According to GSFC map created by scientists from NASA, partial solar eclipse 2018 will be seen over North Pole and eastern parts of Siberia. It will not be witnessed in Pakistan.

The Association of Astronomy in Jeddah announced that this partial eclipse, celestial event in which the moon briefly lapses with the sun, will be visible from Northern and Eastern Europe, North America, and some northern and western locations in Asia, making it the most watched solar eclipse of 2018 especially in Russian Federation; however, it will be totally invisible in the Arab region.

Korean people in Seoul and Shanghai will also see a partial Eclipse. While, it will end at 04:21 pm PST, a private news channel reported.

Out of three solar eclipses scheduled to take place in 2018, this one will be the last one. The point at which the sun is totally blocked is called totality, and that can last from around 30 seconds to seven minutes.
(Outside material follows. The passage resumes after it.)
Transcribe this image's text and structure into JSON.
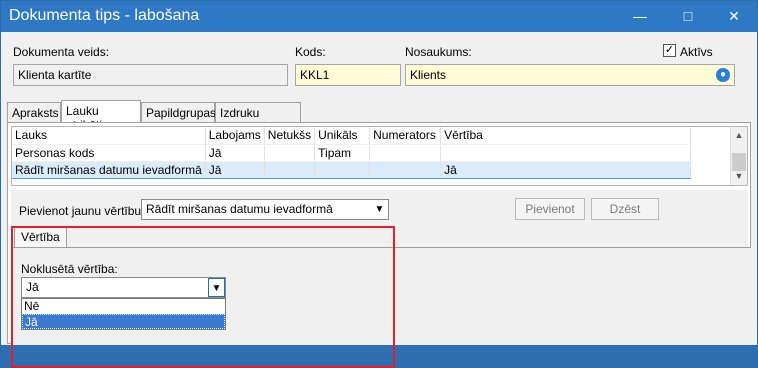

According to Director of Met department, eclipse began at 10:28 pm. As the Earth rotates continuously on its axis, it also rotates the Sun in the Solar System.

The Greeks believed that a solar eclipse was a sign of angry gods and could portend natural disasters.

An eclipse should not be seen with the naked eye, maintains NASA as it can cause damage to the eye. August 11 will be the third and last in this year's solar Eclipse. People in these regions will be able to witness 65% of the eclipse.

Taliban fighters storm Afghanistan’s Ghazni, seize parts of city
Inside Ghazni city, residents were staying indoors making independent verification of the different claims impossible. He was anxious more wounded could be out there as the city was shut down and ambulances were not being sent out.

Unlike the total lunar eclipse on July 27, this week's event is a partial eclipse - meaning the sun will not be completely covered by the moon.

4 A partial eclipse of the setting Sun awed stargazers in China on Saturday night.

A solar eclipse happens when the moon comes between the Earth and the sun, casting a shadow on the planet. There, the moon took a much smaller bite out of the sun's disk, covering only about 3-4 percent of it during its maximum at 9:40 a.m. local time (0840 GMT).

During a solar eclipse, the Moon blocks the Sun's path and stops sunlight from reaching Earth.

For example, the solar Eclipse of 15 February can be seen in some parts of Antarctica, the Atlantic ocean and southern South America. During a sunset Eclipse will be visible in North and South Korea.